Let [math]P:[a,b] \goesto \R^2[/math] and [math]Q:[c,d]\goesto R^2[/math] be two parametrizations of the same curve [math]C[/math] such that all four coordinate functions are continuously differentiable. (A function is continuously differentiable if its derivative exists and is continuous at every number in its domain.) Then [math]P[/math] and [math]Q[/math] are called equivalent parametrizations of [math]C[/math] if there exists a continuously differentiable function [math]f[/math] with domain [math][a,b][/math] and range [math][c,d][/math] which has a continuously differentiable inverse function, and in addition satisfies (i) [math]f(a) = c[/math] and [math]f(b) = d[/math], (ii) [math]P(t) = Q(f(t)),[/math] for every [math]t[/math] in [math][a,b][/math].

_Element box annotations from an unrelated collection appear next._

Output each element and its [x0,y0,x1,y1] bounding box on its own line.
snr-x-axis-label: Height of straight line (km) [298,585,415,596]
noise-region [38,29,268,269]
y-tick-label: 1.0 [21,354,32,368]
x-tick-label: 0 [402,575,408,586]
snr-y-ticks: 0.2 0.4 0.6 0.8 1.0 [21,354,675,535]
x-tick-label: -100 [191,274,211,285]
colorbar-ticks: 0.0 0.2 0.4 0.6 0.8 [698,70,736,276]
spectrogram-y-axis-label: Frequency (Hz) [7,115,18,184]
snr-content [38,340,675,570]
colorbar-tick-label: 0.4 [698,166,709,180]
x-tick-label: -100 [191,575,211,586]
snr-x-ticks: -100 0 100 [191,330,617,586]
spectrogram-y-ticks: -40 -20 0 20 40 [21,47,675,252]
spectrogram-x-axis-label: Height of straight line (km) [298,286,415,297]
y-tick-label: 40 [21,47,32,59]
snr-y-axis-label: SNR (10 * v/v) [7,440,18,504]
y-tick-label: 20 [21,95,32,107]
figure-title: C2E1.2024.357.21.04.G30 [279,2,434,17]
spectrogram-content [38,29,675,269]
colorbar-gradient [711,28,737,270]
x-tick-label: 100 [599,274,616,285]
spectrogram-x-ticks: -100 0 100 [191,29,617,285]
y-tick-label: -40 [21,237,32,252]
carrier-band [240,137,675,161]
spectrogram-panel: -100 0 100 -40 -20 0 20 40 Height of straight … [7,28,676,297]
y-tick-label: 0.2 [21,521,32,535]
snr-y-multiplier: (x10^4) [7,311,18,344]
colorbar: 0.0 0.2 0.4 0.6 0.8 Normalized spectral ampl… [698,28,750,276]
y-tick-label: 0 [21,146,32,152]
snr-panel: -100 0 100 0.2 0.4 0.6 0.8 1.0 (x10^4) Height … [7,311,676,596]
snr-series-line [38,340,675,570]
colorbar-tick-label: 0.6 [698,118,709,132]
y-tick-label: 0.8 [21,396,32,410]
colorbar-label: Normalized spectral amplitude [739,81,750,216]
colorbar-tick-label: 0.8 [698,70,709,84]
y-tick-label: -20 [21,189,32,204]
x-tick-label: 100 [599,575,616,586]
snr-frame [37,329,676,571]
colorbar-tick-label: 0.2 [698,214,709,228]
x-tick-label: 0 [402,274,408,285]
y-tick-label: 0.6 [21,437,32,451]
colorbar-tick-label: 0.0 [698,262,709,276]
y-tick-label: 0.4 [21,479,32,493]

• Using the Chain Rule and the Change of Variable Theorem for Definite Integrals (for the latter, see Theorem \ref{thm 4.6.6}), prove that equivalent parametrizations assign the same arc length to [math]C[/math].
• Show that
  [[math]] P(t) = (\cos t, \sin t), \quad 0 \leq t \leq \frac{\pi}2 , [[/math]]
  [[math]] Q(s) = \left( \frac{1-s^2}{1+s^2}, \frac{2s}{1+s^2}\right), \quad 0 \leq s \leq 1 , [[/math]]
  are equivalent parametrizations of the same curve [math]C[/math], and identify the curve.
• Show that
  [[math]] P(t) = (\cos t, \sin t), \quad 0 \leq t \leq 2\pi , [[/math]]
  and
  [[math]] Q(s) = (\cos 5t, \sin 5t), \quad 0 \leq t \leq 2\pi , [[/math]]
  are nonequivalent parametrizations of the circle.